I attest that the conclusions in the above Decision were reached in consultation before the case was assigned to the writer of the opinion of the Court’s Division.

MA. ALICIA AUSTRIA-MARTINEZ**
Associate Justice
Acting Chairman, Second Division

C E R T I F I C A T I O N

Pursuant to Section 13, Article VIII of the Constitution, and the Division Acting Chairman’s Attestation, it is hereby certified that the conclusions in the above decision were reached in consultation before the case was assigned to the writer of the opinion of the Court’s Division.

HILARIO G. DAVIDE, JR.
Chief Justice


Footnotes

* On official leave.

** Acting Chairman.

1 Penned by Associate Justice Eliezer R. De los Santos, with Associate Justices Oswaldo D. Agcaoili (retired) and Regalado E. Maambong, concurring.

2 CA Rollo, p. 40.

3 Id. at 24.

4 Penned by Housing and Land Use Arbiter Lyndon D. Juntilla.

5 CA Rollo, pp. 46-47.

6 Rollo, pp. 126-127.

7 Id. at 53.

8 Rollo, p. 53.

9 Id. at 55.

10 Id. at 57.

11 Id. at 116-125.

12 Id. at 58.

13 Id.

14 Id. at 66.

15 Id. at 61.

16 Id. at 59.

17 Rollo, p. 60.

18 Id. at 63.

19 CA Rollo, p. 80.

20 Id. at 80-83.

21 Id. at 83.

22 Id. at 84.

23 Rollo, p. 65.

24 Id. at 67.

25 Id.

26 CA Rollo, p. 15.

27 Rollo, p. 32.

28 Rollo, p. 38.

29 Id. at 17.

30 Id. at 21.

31 Bajet v.
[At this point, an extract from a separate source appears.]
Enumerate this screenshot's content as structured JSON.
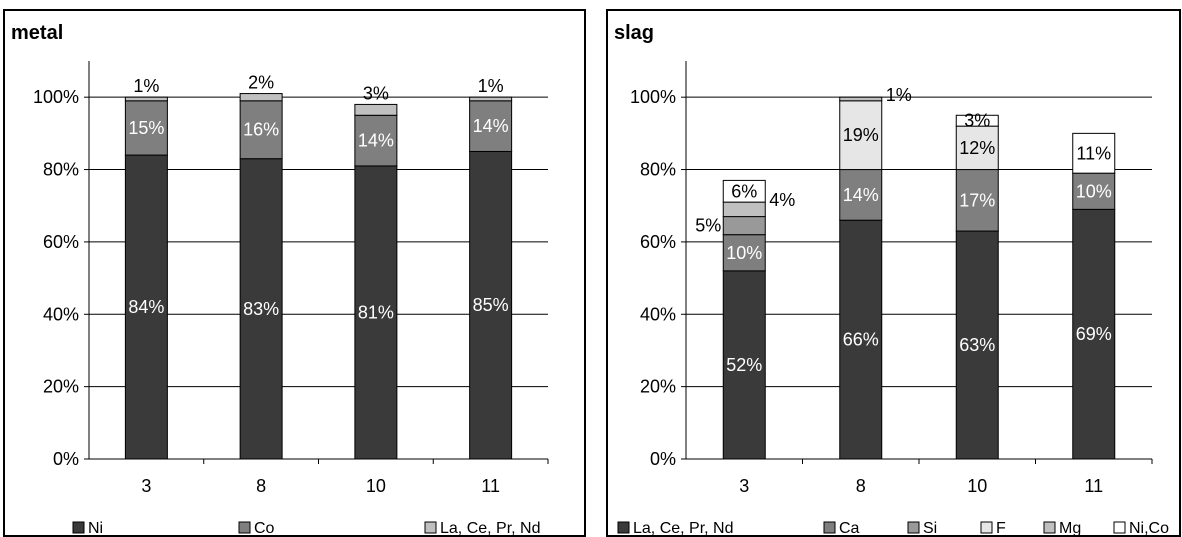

Baclig, Adm. Matter No. RTJ-00-1598, 30 July 2002, 385 SCRA 343.

32 Spouses Ruben Santiago and Inocencia Santiago v. Merchants Rural Bank of Talavera, Inc., G.R. No. 147820, 18 March 2005.

33 A.G. Development Corporation v. Court of Appeals, G.R. No. 111662, 23 October 1997, 281 SCRA 155.

34 Joven v. Court of Appeals, G.R. No. 80739, 2 August 1992, 212 SCRA 700.

35 See Vaca v. Court of Appeals, G.R. No. 109672, 14 July 1994, 234 SCRA 146.

36 Section 48 of the Presidential Decree No. 1529 provides:

SEC. 48. Certificate not subject to collateral attack. – A certificate of title shall not be subject to collateral attack. It cannot be altered, modified, or cancelled except in a direct proceeding in accordance with law.